9º Grau: conquista da matéria da ação
O último grau é a matéria de acção; este último componente é responsável pela matéria de que é feito o efectuador, e a posse deste permite-lhe criar a própria matéria de que é feito, pelo que, neste grau, só o próprio Universo se inclui, e isto apenas se forem correctas as teorias de Hoyie-Lyttleton de autocriação da matéria, o que se verificaria nas zonas do universo onde fosse muito grande a escassez desta.



Fig. 15 — O efectuador é senhor de todos os componentes da acção, incluindo as causas remotas [J] do seu efeito; são as primeiras causas: a matéria, o espaço e o tempo; a este nível só se pode considerar o Universo

Acrescente-se ainda que a obtenção duma determinado grau de automatismo implica a posse de todos os anteriores.

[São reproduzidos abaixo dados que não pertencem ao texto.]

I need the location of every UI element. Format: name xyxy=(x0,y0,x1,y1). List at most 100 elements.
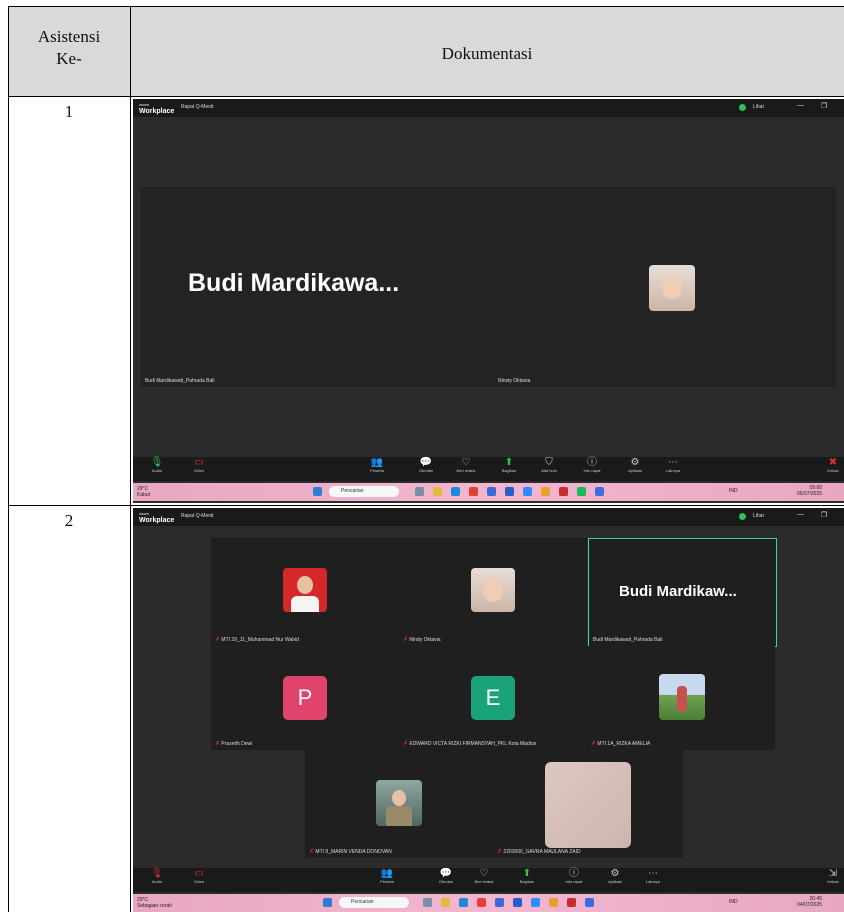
zoom-screenshot-1: zoom Workplace Rapat Q-Menit Lihat — ❐ Bu… xyxy=(133,99,844,503)
zoom-app-icon[interactable] xyxy=(531,898,540,907)
tile-name: ✗ MTI 1A_RIZKA AMELIA xyxy=(591,741,651,747)
reaction-button[interactable]: ♡ Beri reaksi xyxy=(471,868,497,884)
chat-icon: 💬 xyxy=(419,457,433,468)
taskview-icon[interactable] xyxy=(423,898,432,907)
speaker-name-large: Budi Mardikawa... xyxy=(188,269,400,297)
participant-tile[interactable]: ✗ MTI 1A_RIZKA AMELIA xyxy=(587,646,775,750)
view-button[interactable]: Lihat xyxy=(753,513,764,519)
mic-icon: 🎙 xyxy=(150,457,164,468)
reaction-button[interactable]: ♡ Beri reaksi xyxy=(453,457,479,473)
participant-tile[interactable]: ✗ 2203006_GAVRA MAULANA ZAID xyxy=(493,750,683,858)
meeting-info-button[interactable]: ⓘ Info rapat xyxy=(579,457,605,473)
meeting-info-button[interactable]: ⓘ Info rapat xyxy=(561,868,587,884)
store-icon[interactable] xyxy=(487,487,496,496)
host-tools-button[interactable]: ⛉ Alat host xyxy=(537,457,561,473)
table-border-top xyxy=(8,6,844,7)
minimize-icon[interactable]: — xyxy=(797,102,804,109)
view-button[interactable]: Lihat xyxy=(753,104,764,110)
participant-tile[interactable]: ✗ MTI 29_11_Muhammad Nur Wahid xyxy=(211,538,399,646)
store-icon[interactable] xyxy=(495,898,504,907)
apps-button[interactable]: ⚙ Aplikasi xyxy=(623,457,647,473)
share-icon: ⬆ xyxy=(522,868,532,879)
zoom-screenshot-2: zoom Workplace Rapat Q-Menit Lihat — ❐ ✗ … xyxy=(133,508,844,912)
taskbar-search[interactable]: Pencarian xyxy=(339,897,409,908)
more-button[interactable]: ⋯ Lainnya xyxy=(641,868,665,884)
chat-button[interactable]: 💬 Obrolan xyxy=(433,868,459,884)
header-dokumentasi: Dokumentasi xyxy=(441,44,533,63)
explorer-icon[interactable] xyxy=(441,898,450,907)
app-icon[interactable] xyxy=(595,487,604,496)
word-icon[interactable] xyxy=(505,487,514,496)
participant-tile[interactable]: ✗ Nindy Oktavia xyxy=(399,538,587,646)
tile-name-right: Ninsty Oktavia xyxy=(498,378,531,384)
clock[interactable]: 20:45 04/07/2025 xyxy=(797,896,822,908)
zoom-toolbar: 🎙 Audio ▭ Video 👥 Peserta 💬 Obrolan ♡ Beri re… xyxy=(133,457,844,481)
share-button[interactable]: ⬆ Bagikan xyxy=(515,868,539,884)
video-button[interactable]: ▭ Video xyxy=(189,868,209,884)
participant-photo-nindy xyxy=(471,568,515,612)
windows-taskbar: 29°C Kabut Pencarian IND 09:00 05/07/2025 xyxy=(133,483,844,501)
heart-icon: ♡ xyxy=(479,868,489,879)
word-icon[interactable] xyxy=(513,898,522,907)
participant-tile[interactable]: ✗ MTI 8_MARIN VENDA DONOVAN xyxy=(305,750,493,858)
pdf-icon[interactable] xyxy=(559,487,568,496)
header-asistensi: Asistensi Ke- xyxy=(37,27,101,68)
tile-name: ✗ Prasetih Dewi xyxy=(215,741,253,747)
video-button[interactable]: ▭ Video xyxy=(189,457,209,473)
participant-tile[interactable]: P ✗ Prasetih Dewi xyxy=(211,646,399,750)
spotify-icon[interactable] xyxy=(577,487,586,496)
share-icon: ⬆ xyxy=(504,457,514,468)
system-tray[interactable]: IND xyxy=(729,488,738,494)
restore-icon[interactable]: ❐ xyxy=(821,102,827,110)
pdf-icon[interactable] xyxy=(567,898,576,907)
info-icon: ⓘ xyxy=(587,457,597,468)
zoom-app-icon[interactable] xyxy=(523,487,532,496)
edge-icon[interactable] xyxy=(451,487,460,496)
folder-icon[interactable] xyxy=(549,898,558,907)
shield-tool-icon: ⛉ xyxy=(545,457,553,468)
more-icon: ⋯ xyxy=(648,868,658,879)
chrome-icon[interactable] xyxy=(469,487,478,496)
participants-icon: 👥 xyxy=(380,868,394,879)
explorer-icon[interactable] xyxy=(433,487,442,496)
apps-button[interactable]: ⚙ Aplikasi xyxy=(603,868,627,884)
meeting-title: Rapat Q-Menit xyxy=(181,104,214,110)
audio-button[interactable]: 🎙 Audio xyxy=(147,868,167,884)
video-icon: ▭ xyxy=(194,457,204,468)
chat-button[interactable]: 💬 Obrolan xyxy=(413,457,439,473)
start-icon[interactable] xyxy=(323,898,332,907)
edge-icon[interactable] xyxy=(459,898,468,907)
table-col-divider xyxy=(130,6,131,912)
share-button[interactable]: ⬆ Bagikan xyxy=(497,457,521,473)
active-speaker-tile[interactable]: Budi Mardikaw... Budi Mardikawati_Pahrad… xyxy=(588,538,777,647)
taskbar-search[interactable]: Pencarian xyxy=(329,486,399,497)
participants-button[interactable]: 👥 Peserta xyxy=(377,868,397,884)
more-button[interactable]: ⋯ Lainnya xyxy=(661,457,685,473)
leave-button[interactable]: ⇲ Keluar xyxy=(823,868,843,884)
heart-icon: ♡ xyxy=(461,457,471,468)
restore-icon[interactable]: ❐ xyxy=(821,511,827,519)
taskview-icon[interactable] xyxy=(415,487,424,496)
folder-icon[interactable] xyxy=(541,487,550,496)
participants-button[interactable]: 👥 Peserta xyxy=(367,457,387,473)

Bastaria toda a filosofia implícita nesta forma de ver e desenvolver as máquinas para ,no campo do pensamento, ter sido operada uma modificação radical no conceito e possibilidade destas, mas, é nas aplicações práticas que mais significativas têm sido as realizações cibernéticas no campo dos modelos, da biologia, do automatismo, da pedagogia, da inventiva da arte entre tantos outros que, pela sua extensão e por saírem do tema deste artigo, apenas são mencionados.

Devido ao progresso cibernético não deverão ser extraterrestres os primeiros seres pensantes com quem contactará o homem, mas seres artificiais que, em última análise, serão modelos do seu próprio pensamento. As consequências desta nova situação deverão ser cuidadosamente ponderadas para que não hajam surpresas desagradáveis.


Bibliografia citada ou transcrita:
“Cybernetics”  . NORBERT WIENER
“A História da Cibernética” - ROQUE THEOFILO
“Cibernética princípios meios e fins”  - LUIS FERREIRA


******DEFINIÇÕES******

(1) Na minha cosmovisão considero que no nosso universo é composto por todos os  seres que de forma direta ou indireta podem interagir com os nossos sentidos. Esses seres ou entidades podem agrupar-se em três classes de topo : 
 - Matéria
 - Energia 
 - Informação
Por sua vez a Informação pode subdividir-se em:
- Dados 
 e
- Instruções
São estas instruções que denomino de INFORMAÇÃO ATUANTE, dado que  é esta informação que processada por uma "máquina adequada", constitui a receita ou algoritmo para produzir ações ou modificações controladas nas entidades do nosso universo, segundo um desígnio ou objetivo, implícito ou explícito nessas instruções.